Placido Rizzotto, originario di Corleone, aveva combattuto in Carnia durante la Seconda Guerra Mondiale e, dopo l’8 settembre, decise di unirsi alla brigata partigiana Garibaldi. S’iscrisse al Partito Socialista e, al ritorno dalla guerra, iniziò subito il suo impegno diventando, in breve, esponente di spicco e di riferimento del Partito Socialista e della CGIL, l’organizzazione sindacale. Il principale obiettivo di Rizzotto, fu quello di far capire ai contadini che la ribellione contro la mafia era necessaria sia per la loro sopravvivenza sia per quella del territorio. Il potere della mafia, che si sviluppava in accordo con gli agrari, opprimeva i lavoratori. Le assunzioni erano controllate e fatte seguendo logiche clientelari e familistiche. Rizzotto si mise alla testa dei contadini nell’occupazione delle terre gestite dalla mafia e nella distribuzione delle terre incolte alle famiglie oneste. Diversi furono i tentativi di delegittimarlo e di isolarlo. Le minacce nei suoi confronti crebbero quando Rizzotto iniziò a sostenere con forza i Decreti Gullo, che imponevano l’obbligo di cedere in affitto alle cooperative di contadini le terre incolte o mal coltivate dai proprietari.
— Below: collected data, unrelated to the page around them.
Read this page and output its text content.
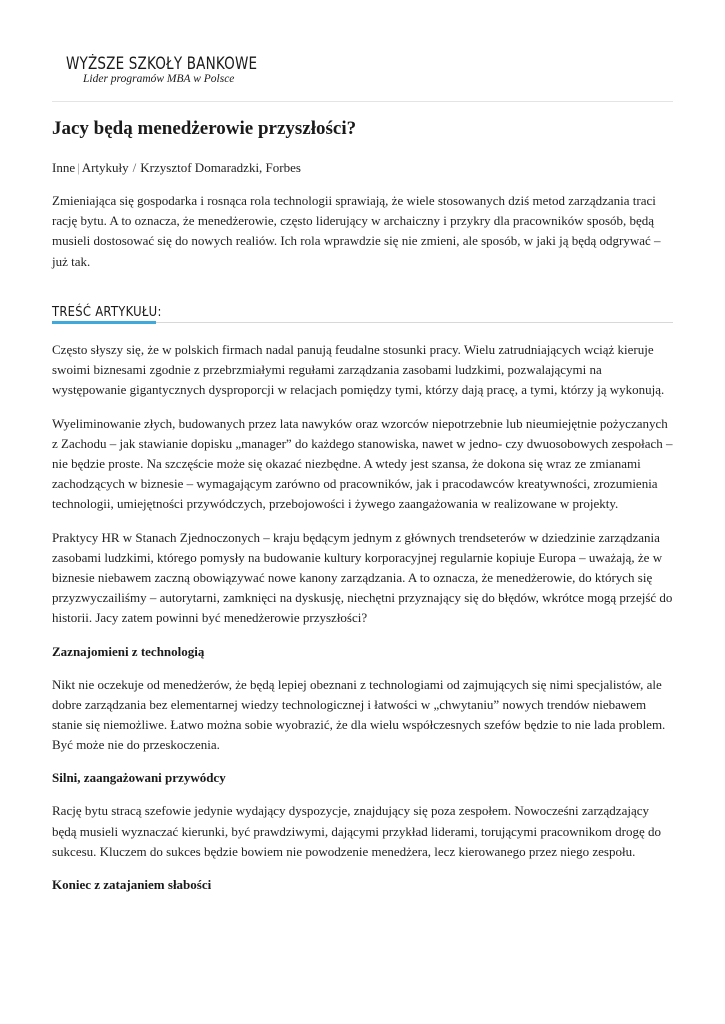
WYŻSZE SZKOŁY BANKOWE
Lider programów MBA w Polsce
Jacy będą menedżerowie przyszłości?
Inne | Artykuły / Krzysztof Domaradzki, Forbes
Zmieniająca się gospodarka i rosnąca rola technologii sprawiają, że wiele stosowanych dziś metod zarządzania traci rację bytu. A to oznacza, że menedżerowie, często liderujący w archaiczny i przykry dla pracowników sposób, będą musieli dostosować się do nowych realiów. Ich rola wprawdzie się nie zmieni, ale sposób, w jaki ją będą odgrywać – już tak.
TREŚĆ ARTYKUŁU:

Często słyszy się, że w polskich firmach nadal panują feudalne stosunki pracy. Wielu zatrudniających wciąż kieruje swoimi biznesami zgodnie z przebrzmiałymi regułami zarządzania zasobami ludzkimi, pozwalającymi na występowanie gigantycznych dysproporcji w relacjach pomiędzy tymi, którzy dają pracę, a tymi, którzy ją wykonują.

Wyeliminowanie złych, budowanych przez lata nawyków oraz wzorców niepotrzebnie lub nieumiejętnie pożyczanych z Zachodu – jak stawianie dopisku „manager” do każdego stanowiska, nawet w jedno- czy dwuosobowych zespołach – nie będzie proste. Na szczęście może się okazać niezbędne. A wtedy jest szansa, że dokona się wraz ze zmianami zachodzących w biznesie – wymagającym zarówno od pracowników, jak i pracodawców kreatywności, zrozumienia technologii, umiejętności przywódczych, przebojowości i żywego zaangażowania w realizowane w projekty.

Praktycy HR w Stanach Zjednoczonych – kraju będącym jednym z głównych trendseterów w dziedzinie zarządzania zasobami ludzkimi, którego pomysły na budowanie kultury korporacyjnej regularnie kopiuje Europa – uważają, że w biznesie niebawem zaczną obowiązywać nowe kanony zarządzania. A to oznacza, że menedżerowie, do których się przyzwyczailiśmy – autorytarni, zamknięci na dyskusję, niechętni przyznający się do błędów, wkrótce mogą przejść do historii. Jacy zatem powinni być menedżerowie przyszłości?

Zaznajomieni z technologią

Nikt nie oczekuje od menedżerów, że będą lepiej obeznani z technologiami od zajmujących się nimi specjalistów, ale dobre zarządzania bez elementarnej wiedzy technologicznej i łatwości w „chwytaniu” nowych trendów niebawem stanie się niemożliwe. Łatwo można sobie wyobrazić, że dla wielu współczesnych szefów będzie to nie lada problem. Być może nie do przeskoczenia.

Silni, zaangażowani przywódcy

Rację bytu stracą szefowie jedynie wydający dyspozycje, znajdujący się poza zespołem. Nowocześni zarządzający będą musieli wyznaczać kierunki, być prawdziwymi, dającymi przykład liderami, torującymi pracownikom drogę do sukcesu. Kluczem do sukces będzie bowiem nie powodzenie menedżera, lecz kierowanego przez niego zespołu.

Koniec z zatajaniem słabości
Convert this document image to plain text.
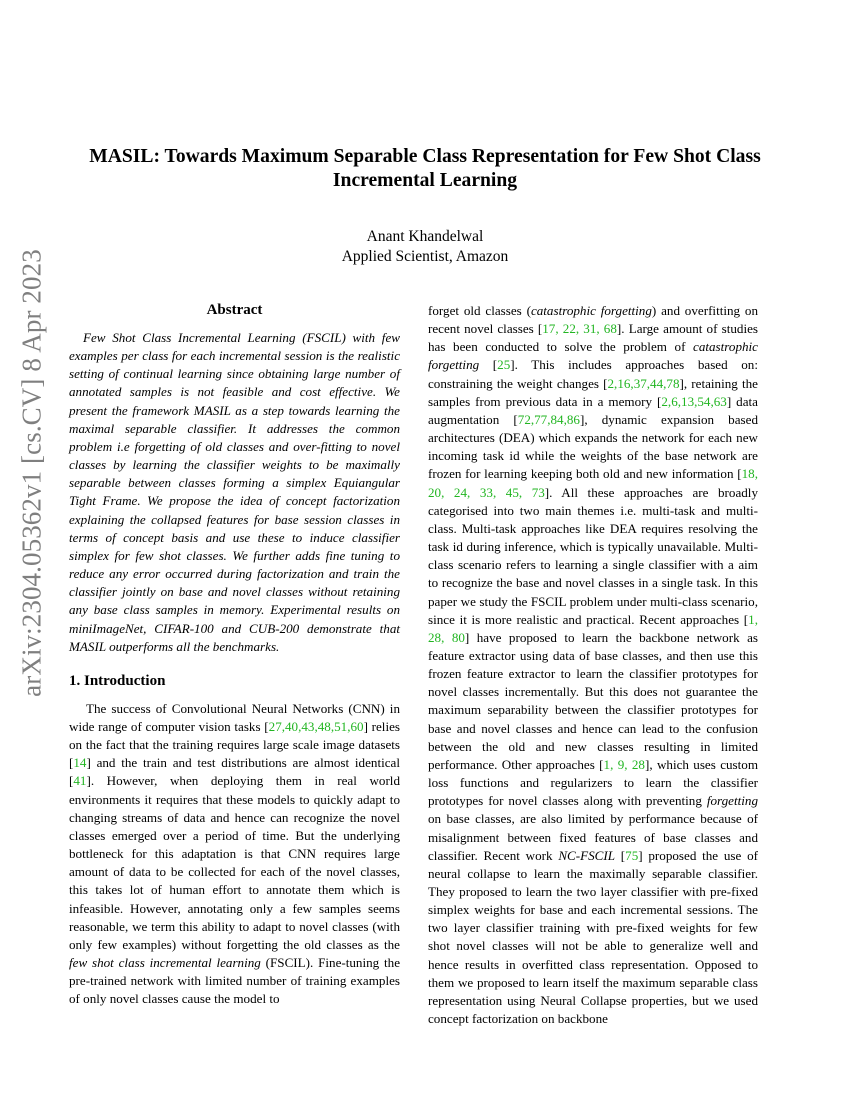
arXiv:2304.05362v1 [cs.CV] 8 Apr 2023
MASIL: Towards Maximum Separable Class Representation for Few Shot Class Incremental Learning
Anant Khandelwal
Applied Scientist, Amazon
Abstract

Few Shot Class Incremental Learning (FSCIL) with few examples per class for each incremental session is the realistic setting of continual learning since obtaining large number of annotated samples is not feasible and cost effective. We present the framework MASIL as a step towards learning the maximal separable classifier. It addresses the common problem i.e forgetting of old classes and over-fitting to novel classes by learning the classifier weights to be maximally separable between classes forming a simplex Equiangular Tight Frame. We propose the idea of concept factorization explaining the collapsed features for base session classes in terms of concept basis and use these to induce classifier simplex for few shot classes. We further adds fine tuning to reduce any error occurred during factorization and train the classifier jointly on base and novel classes without retaining any base class samples in memory. Experimental results on miniImageNet, CIFAR-100 and CUB-200 demonstrate that MASIL outperforms all the benchmarks.

1. Introduction

The success of Convolutional Neural Networks (CNN) in wide range of computer vision tasks [27,40,43,48,51,60] relies on the fact that the training requires large scale image datasets [14] and the train and test distributions are almost identical [41]. However, when deploying them in real world environments it requires that these models to quickly adapt to changing streams of data and hence can recognize the novel classes emerged over a period of time. But the underlying bottleneck for this adaptation is that CNN requires large amount of data to be collected for each of the novel classes, this takes lot of human effort to annotate them which is infeasible. However, annotating only a few samples seems reasonable, we term this ability to adapt to novel classes (with only few examples) without forgetting the old classes as the few shot class incremental learning (FSCIL). Fine-tuning the pre-trained network with limited number of training examples of only novel classes cause the model to

forget old classes (catastrophic forgetting) and overfitting on recent novel classes [17, 22, 31, 68]. Large amount of studies has been conducted to solve the problem of catastrophic forgetting [25]. This includes approaches based on: constraining the weight changes [2,16,37,44,78], retaining the samples from previous data in a memory [2,6,13,54,63] data augmentation [72,77,84,86], dynamic expansion based architectures (DEA) which expands the network for each new incoming task id while the weights of the base network are frozen for learning keeping both old and new information [18, 20, 24, 33, 45, 73]. All these approaches are broadly categorised into two main themes i.e. multi-task and multi-class. Multi-task approaches like DEA requires resolving the task id during inference, which is typically unavailable. Multi-class scenario refers to learning a single classifier with a aim to recognize the base and novel classes in a single task. In this paper we study the FSCIL problem under multi-class scenario, since it is more realistic and practical. Recent approaches [1, 28, 80] have proposed to learn the backbone network as feature extractor using data of base classes, and then use this frozen feature extractor to learn the classifier prototypes for novel classes incrementally. But this does not guarantee the maximum separability between the classifier prototypes for base and novel classes and hence can lead to the confusion between the old and new classes resulting in limited performance. Other approaches [1, 9, 28], which uses custom loss functions and regularizers to learn the classifier prototypes for novel classes along with preventing forgetting on base classes, are also limited by performance because of misalignment between fixed features of base classes and classifier. Recent work NC-FSCIL [75] proposed the use of neural collapse to learn the maximally separable classifier. They proposed to learn the two layer classifier with pre-fixed simplex weights for base and each incremental sessions. The two layer classifier training with pre-fixed weights for few shot novel classes will not be able to generalize well and hence results in overfitted class representation. Opposed to them we proposed to learn itself the maximum separable class representation using Neural Collapse properties, but we used concept factorization on backbone
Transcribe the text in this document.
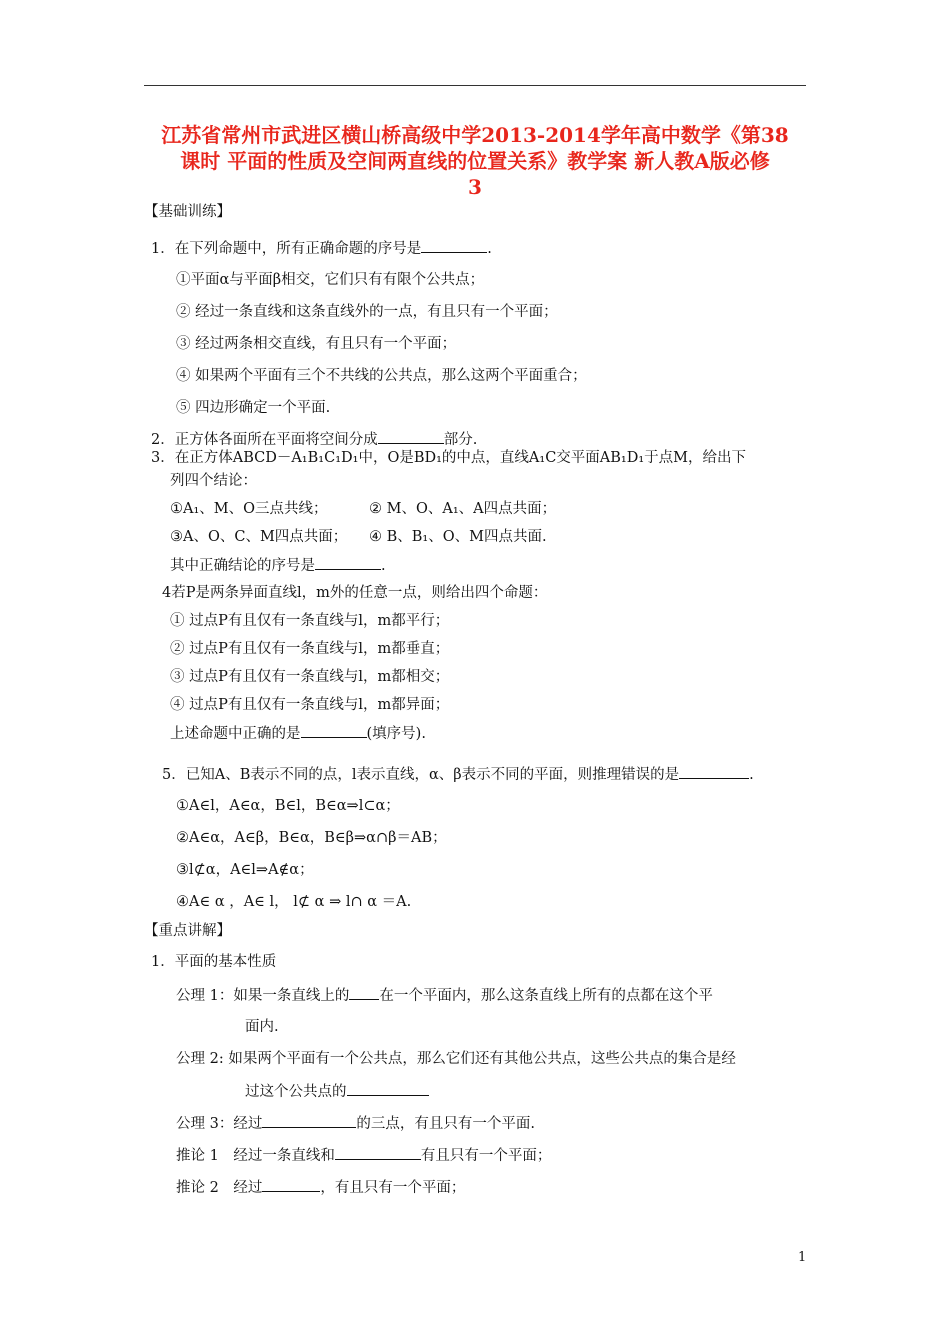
江苏省常州市武进区横山桥高级中学2013-2014学年高中数学《第38
课时 平面的性质及空间两直线的位置关系》教学案 新人教A版必修
3
【基础训练】
1．在下列命题中，所有正确命题的序号是	.
①平面α与平面β相交，它们只有有限个公共点；
② 经过一条直线和这条直线外的一点，有且只有一个平面；
③ 经过两条相交直线，有且只有一个平面；
④ 如果两个平面有三个不共线的公共点，那么这两个平面重合；
⑤ 四边形确定一个平面.
2．正方体各面所在平面将空间分成	部分.
3．在正方体ABCD－A₁B₁C₁D₁中，O是BD₁的中点，直线A₁C交平面AB₁D₁于点M，给出下
列四个结论：
①A₁、M、O三点共线；	② M、O、A₁、A四点共面；
③A、O、C、M四点共面； ④ B、B₁、O、M四点共面.
其中正确结论的序号是	.
4若P是两条异面直线l，m外的任意一点，则给出四个命题：
① 过点P有且仅有一条直线与l，m都平行；
② 过点P有且仅有一条直线与l，m都垂直；
③ 过点P有且仅有一条直线与l，m都相交；
④ 过点P有且仅有一条直线与l，m都异面；
上述命题中正确的是	(填序号).
5．已知A、B表示不同的点，l表示直线，α、β表示不同的平面，则推理错误的是	.
①A∈l，A∈α，B∈l，B∈α⇒l⊂α；
②A∈α，A∈β，B∈α，B∈β⇒α∩β＝AB；
③l⊄α，A∈l⇒A∉α；
④A∈ α ，A∈ l， l⊄ α ⇒ l∩ α ＝A.
【重点讲解】
1．平面的基本性质
公理 1：如果一条直线上的 在一个平面内，那么这条直线上所有的点都在这个平
面内.
公理 2: 如果两个平面有一个公共点，那么它们还有其他公共点，这些公共点的集合是经
过这个公共点的
公理 3：经过	的三点，有且只有一个平面.
推论 1　经过一条直线和	有且只有一个平面；
推论 2　经过	，有且只有一个平面；
1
Le indagini dell’omicidio di Placido Rizzotto furono affidate ad un giovane Capitano dei Carabinieri, Carlo Alberto dalla Chiesa, e portarono all’arresto di Collura e Criscione che confessarono l’omicidio in concorso con Leggio. Solo nel 1964 Luciano Leggio, latitante, fu arrestato. I Carabinieri lo trovarono nell’abitazione di Leoluchina Sorisi, presunta fidanzata di Rizzotto. Al termine del processo i tre assassini furono assolti per insufficienza di prove, anche grazie alla ritrattazione, in aula, di Collura e di Criscione. Nel marzo 2010, il procuratore di Termini Imerese, dottor Alfredo Morvillo – fratello della dottoressa Francesca Morvillo, moglie di Giovanni Falcone e morta insieme a lui e agli agenti Vito Schifani, Rocco Dicillo e Antonio Montinaro nella Strage di Capaci – ha ordinato la riesumazione del cadavere di Carmelo Rizzotto, padre di Placido, per eseguire la comparazione del DNA con i resti del sindacalista recuperati nel 2009, assieme ad altri ancora oggi appartenenti a sconosciuti, nelle foibe corleonesi. Il profilo genetico dei resti ossei di Carmelo Rizzotto è compatibile con quelli dei resti ritrovati, e quindi del figlio, per il 76%. Si è finalmente avuta la conferma formale: i resti ritrovati nella foiba di Rocca Busambra appartengono a Placido Rizzotto. Ciò che rimane del suo corpo può finalmente avere una degna sepoltura. L’allora presidente della Repubblica, Giorgio Napolitano, decise di onorarne la memoria indicendo, per i suoi resti, un Funerale di Stato che si tenne a Corleone il 24 maggio 2012 ed a cui lo stesso presidente presenziò.
Placido Rizzotto era nato a Corleone, in provincia di Palermo, il 2 gennaio 1914. Fu ucciso dalla mafia il 10 marzo 1948 e il suo corpo fu gettato in una foiba. Il suo funerale si celebrò soltanto il 24 maggio 2012.